# Lelit Bianca - looking for optimal use advice



## ozmandude (Nov 23, 2021)

Hello everybody,

I've been a very satisfied Bianca owner for almost a year now, paired it with a new Mazzer Major recently, enjoying every drop of coffee it makes!

My machine turns on at 5AM and stays on till 9PM (both boilers). In that time period I usually pull about 3-5 double shots and steam milk alongside, plus steam some milk for the kid's hot chocolate as well twice a day.

I am wondering though, am I abusing the machine by keeping it on all the time? Does someone have the facts:

From the perspective of *machine longevity*
1.1 Is it better to have the machine ON all day or turn it ON when needed and then OFF several times a day?
1.2 Alternatively, does having it on Eco mode as a compromise have any downsides. 
1.3 What parts might be under most abuse in each of these three scenarios?

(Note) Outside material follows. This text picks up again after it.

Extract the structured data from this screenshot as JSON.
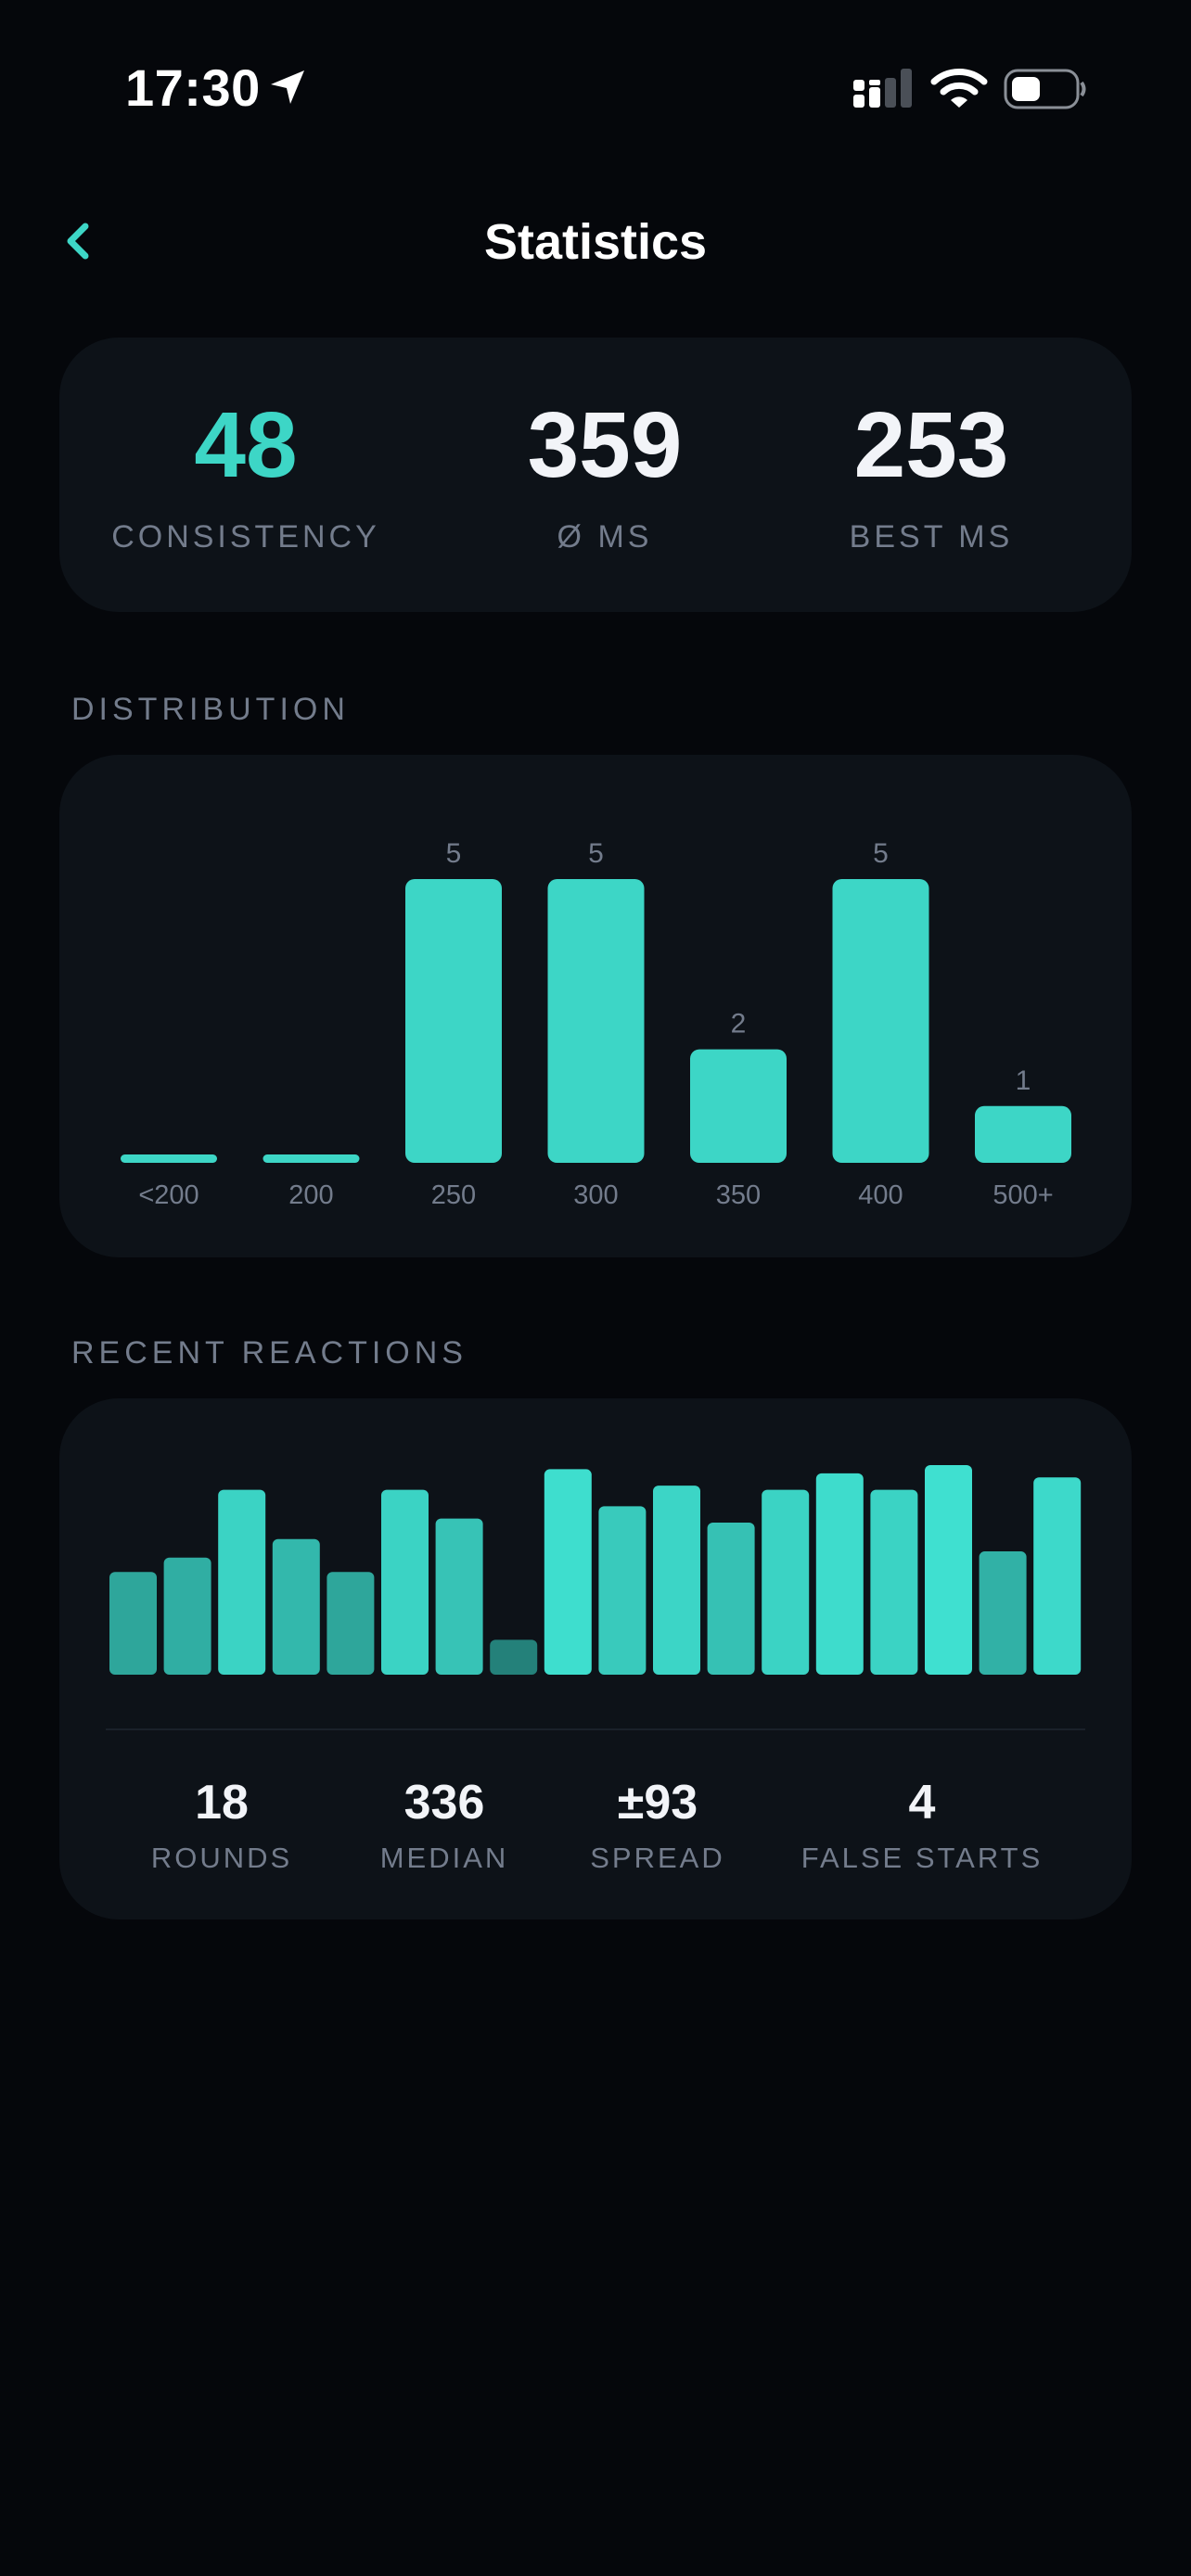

From the perspective of *power usage*
2.1 does having it ON all day use more power than turning it ON when needed and then OFF several times a day?
2.1 How does Eco mode fare in this regard (always need both boilers).

3. What is the highest temperature the boiler should be set at. It originally came set on 120 C, but since it felt a bit weak I have it on 125 C (resulting in around 2.3 bars of pressure)?

Thanx!


----------



## Lanceloz (8 mo ago)

Hi, these are excellent questions. I just got my Bianca V2 and I am asking myself to very same. 

Do you turn on the machine every morning manually?

I added a manual timer to my electricity outlet and I've connected the Bianca on it. I have set the timer to turn on automatically every morning at 7 a.m. and turn off automatically at 10pm. I leave the switch depressed on the Bianca and as a result every morning at 7 a.m. to machine turns on. Which saves me the 25 minutes I would need to wait if I were to push the button every morning. 

Hopefully it does not conflict in any way with the machine.


----------